Any other generator just results in the set ${Z}_{12}$, which would be repetitive.
Yes ! In fact for each $k|12$, $1\leq k\leq 12$, we can generate a distinct subgroup. Furthermore, $\left < [k_1]_{12} \right> \subseteq \left< [k_2]_{12}\right>$ if and only if $k_1|k_2$.

You want to try doing a similar problem for $\mathbb{Z}_{60}$ by finding all the subgroups using the above result.

7. wicked thanks! those results make it much easier to determine the subgroups so for ${Z}_{60}$ the generators of distinct subgroups are the integers that divide 60.
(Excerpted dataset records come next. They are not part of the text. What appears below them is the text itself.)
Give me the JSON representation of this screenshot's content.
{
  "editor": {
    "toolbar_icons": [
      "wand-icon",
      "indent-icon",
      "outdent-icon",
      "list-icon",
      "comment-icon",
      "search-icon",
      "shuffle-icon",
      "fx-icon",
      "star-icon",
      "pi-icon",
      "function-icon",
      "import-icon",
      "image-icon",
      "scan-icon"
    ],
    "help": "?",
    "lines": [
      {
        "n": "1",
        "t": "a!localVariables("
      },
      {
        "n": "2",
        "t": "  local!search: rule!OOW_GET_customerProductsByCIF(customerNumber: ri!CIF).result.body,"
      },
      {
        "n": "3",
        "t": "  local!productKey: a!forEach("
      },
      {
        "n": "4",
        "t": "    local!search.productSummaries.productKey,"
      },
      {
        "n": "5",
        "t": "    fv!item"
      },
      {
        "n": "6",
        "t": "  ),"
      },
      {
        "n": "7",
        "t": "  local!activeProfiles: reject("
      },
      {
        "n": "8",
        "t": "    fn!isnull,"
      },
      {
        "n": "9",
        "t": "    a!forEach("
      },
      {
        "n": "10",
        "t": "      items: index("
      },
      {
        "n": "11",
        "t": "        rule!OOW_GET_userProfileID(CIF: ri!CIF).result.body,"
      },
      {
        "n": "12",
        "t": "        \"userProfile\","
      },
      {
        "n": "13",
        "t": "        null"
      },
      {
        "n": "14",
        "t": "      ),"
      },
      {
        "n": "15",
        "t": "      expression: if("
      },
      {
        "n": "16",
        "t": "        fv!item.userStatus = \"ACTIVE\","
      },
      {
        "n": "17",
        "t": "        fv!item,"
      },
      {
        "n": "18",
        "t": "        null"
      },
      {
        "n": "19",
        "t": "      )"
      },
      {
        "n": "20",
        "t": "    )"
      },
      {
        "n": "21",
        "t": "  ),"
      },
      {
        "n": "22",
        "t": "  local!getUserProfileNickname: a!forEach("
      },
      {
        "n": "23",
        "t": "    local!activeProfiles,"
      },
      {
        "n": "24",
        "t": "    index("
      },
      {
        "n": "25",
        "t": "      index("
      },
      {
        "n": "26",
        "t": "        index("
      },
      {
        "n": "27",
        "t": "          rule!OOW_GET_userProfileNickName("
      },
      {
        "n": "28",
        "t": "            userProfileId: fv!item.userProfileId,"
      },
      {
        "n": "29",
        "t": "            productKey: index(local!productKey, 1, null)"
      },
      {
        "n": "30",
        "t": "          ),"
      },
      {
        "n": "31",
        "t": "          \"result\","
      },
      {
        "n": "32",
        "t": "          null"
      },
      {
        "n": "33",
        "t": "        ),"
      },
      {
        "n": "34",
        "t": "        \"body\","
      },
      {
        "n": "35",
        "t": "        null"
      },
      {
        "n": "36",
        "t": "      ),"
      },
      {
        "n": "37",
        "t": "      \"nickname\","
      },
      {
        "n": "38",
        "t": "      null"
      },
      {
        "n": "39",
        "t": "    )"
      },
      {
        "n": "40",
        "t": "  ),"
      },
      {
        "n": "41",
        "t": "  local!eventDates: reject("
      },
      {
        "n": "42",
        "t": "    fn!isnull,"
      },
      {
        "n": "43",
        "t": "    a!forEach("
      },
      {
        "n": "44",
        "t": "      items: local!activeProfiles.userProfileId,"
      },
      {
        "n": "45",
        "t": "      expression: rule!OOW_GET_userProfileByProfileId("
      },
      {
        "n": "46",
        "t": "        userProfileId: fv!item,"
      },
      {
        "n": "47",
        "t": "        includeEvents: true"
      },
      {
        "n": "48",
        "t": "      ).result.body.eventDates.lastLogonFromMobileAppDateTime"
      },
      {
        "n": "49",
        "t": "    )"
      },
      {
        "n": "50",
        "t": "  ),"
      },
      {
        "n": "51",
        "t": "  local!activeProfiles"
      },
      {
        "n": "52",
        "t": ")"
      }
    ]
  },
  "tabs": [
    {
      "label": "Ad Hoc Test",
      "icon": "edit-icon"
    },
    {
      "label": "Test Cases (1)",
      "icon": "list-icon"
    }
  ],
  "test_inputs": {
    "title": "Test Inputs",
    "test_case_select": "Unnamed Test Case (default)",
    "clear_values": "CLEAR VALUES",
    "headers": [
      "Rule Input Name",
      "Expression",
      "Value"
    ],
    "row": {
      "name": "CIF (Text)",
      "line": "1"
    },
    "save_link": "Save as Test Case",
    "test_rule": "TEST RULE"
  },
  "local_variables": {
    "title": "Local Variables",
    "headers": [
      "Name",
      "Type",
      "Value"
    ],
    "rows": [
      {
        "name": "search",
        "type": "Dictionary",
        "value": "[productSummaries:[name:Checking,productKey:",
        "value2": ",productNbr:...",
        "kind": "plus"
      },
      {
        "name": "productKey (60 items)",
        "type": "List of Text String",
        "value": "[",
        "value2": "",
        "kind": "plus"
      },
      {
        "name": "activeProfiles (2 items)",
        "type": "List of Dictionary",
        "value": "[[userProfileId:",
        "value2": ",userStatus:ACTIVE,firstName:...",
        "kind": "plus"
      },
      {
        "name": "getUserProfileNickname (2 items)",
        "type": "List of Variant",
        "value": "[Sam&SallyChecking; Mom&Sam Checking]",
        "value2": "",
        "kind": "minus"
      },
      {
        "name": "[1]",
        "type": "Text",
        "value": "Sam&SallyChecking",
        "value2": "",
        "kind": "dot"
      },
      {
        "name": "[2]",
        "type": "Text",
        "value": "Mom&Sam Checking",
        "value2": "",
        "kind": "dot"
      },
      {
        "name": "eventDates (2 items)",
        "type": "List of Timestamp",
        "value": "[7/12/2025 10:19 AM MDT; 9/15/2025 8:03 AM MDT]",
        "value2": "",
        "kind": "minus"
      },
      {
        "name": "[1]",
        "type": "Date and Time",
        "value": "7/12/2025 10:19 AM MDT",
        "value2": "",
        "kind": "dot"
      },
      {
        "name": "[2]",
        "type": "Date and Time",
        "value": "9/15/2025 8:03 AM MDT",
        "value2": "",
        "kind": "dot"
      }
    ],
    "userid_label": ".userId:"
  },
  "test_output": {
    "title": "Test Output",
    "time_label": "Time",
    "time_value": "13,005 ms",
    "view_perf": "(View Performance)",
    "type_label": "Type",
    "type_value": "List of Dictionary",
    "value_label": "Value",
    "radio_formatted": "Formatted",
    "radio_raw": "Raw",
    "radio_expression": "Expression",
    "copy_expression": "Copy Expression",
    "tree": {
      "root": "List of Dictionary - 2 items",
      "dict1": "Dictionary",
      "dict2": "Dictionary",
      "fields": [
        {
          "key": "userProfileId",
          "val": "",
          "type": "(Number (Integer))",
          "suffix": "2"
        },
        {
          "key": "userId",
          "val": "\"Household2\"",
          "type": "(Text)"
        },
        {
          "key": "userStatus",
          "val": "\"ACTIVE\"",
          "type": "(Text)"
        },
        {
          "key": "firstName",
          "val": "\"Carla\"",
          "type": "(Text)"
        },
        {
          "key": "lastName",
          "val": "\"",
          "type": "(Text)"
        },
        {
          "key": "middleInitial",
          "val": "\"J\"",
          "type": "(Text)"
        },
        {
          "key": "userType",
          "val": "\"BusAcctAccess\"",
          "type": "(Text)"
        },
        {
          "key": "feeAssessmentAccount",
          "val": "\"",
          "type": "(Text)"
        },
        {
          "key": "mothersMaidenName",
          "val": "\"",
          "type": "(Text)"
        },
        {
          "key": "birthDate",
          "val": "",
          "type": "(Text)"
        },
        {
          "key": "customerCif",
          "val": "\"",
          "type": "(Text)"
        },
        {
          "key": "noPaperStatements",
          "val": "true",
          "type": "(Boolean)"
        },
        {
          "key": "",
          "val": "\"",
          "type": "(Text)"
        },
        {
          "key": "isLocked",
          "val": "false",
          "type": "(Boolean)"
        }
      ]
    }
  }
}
But for your second result showing the subgroups of subgroups, isn't that backwards? In my list I have <6> $\subseteq$ <3>. Not the other way around as your result would predict?

8. Originally Posted by apsis
But for your second result showing the subgroups of subgroups, isn't that backwards? In my list I have <6> $\subseteq$ <3>. Not the other way around as your result would predict?
Yes! Sorry about that. It should say $k_2|k_1$ and not $k_1|k_2$.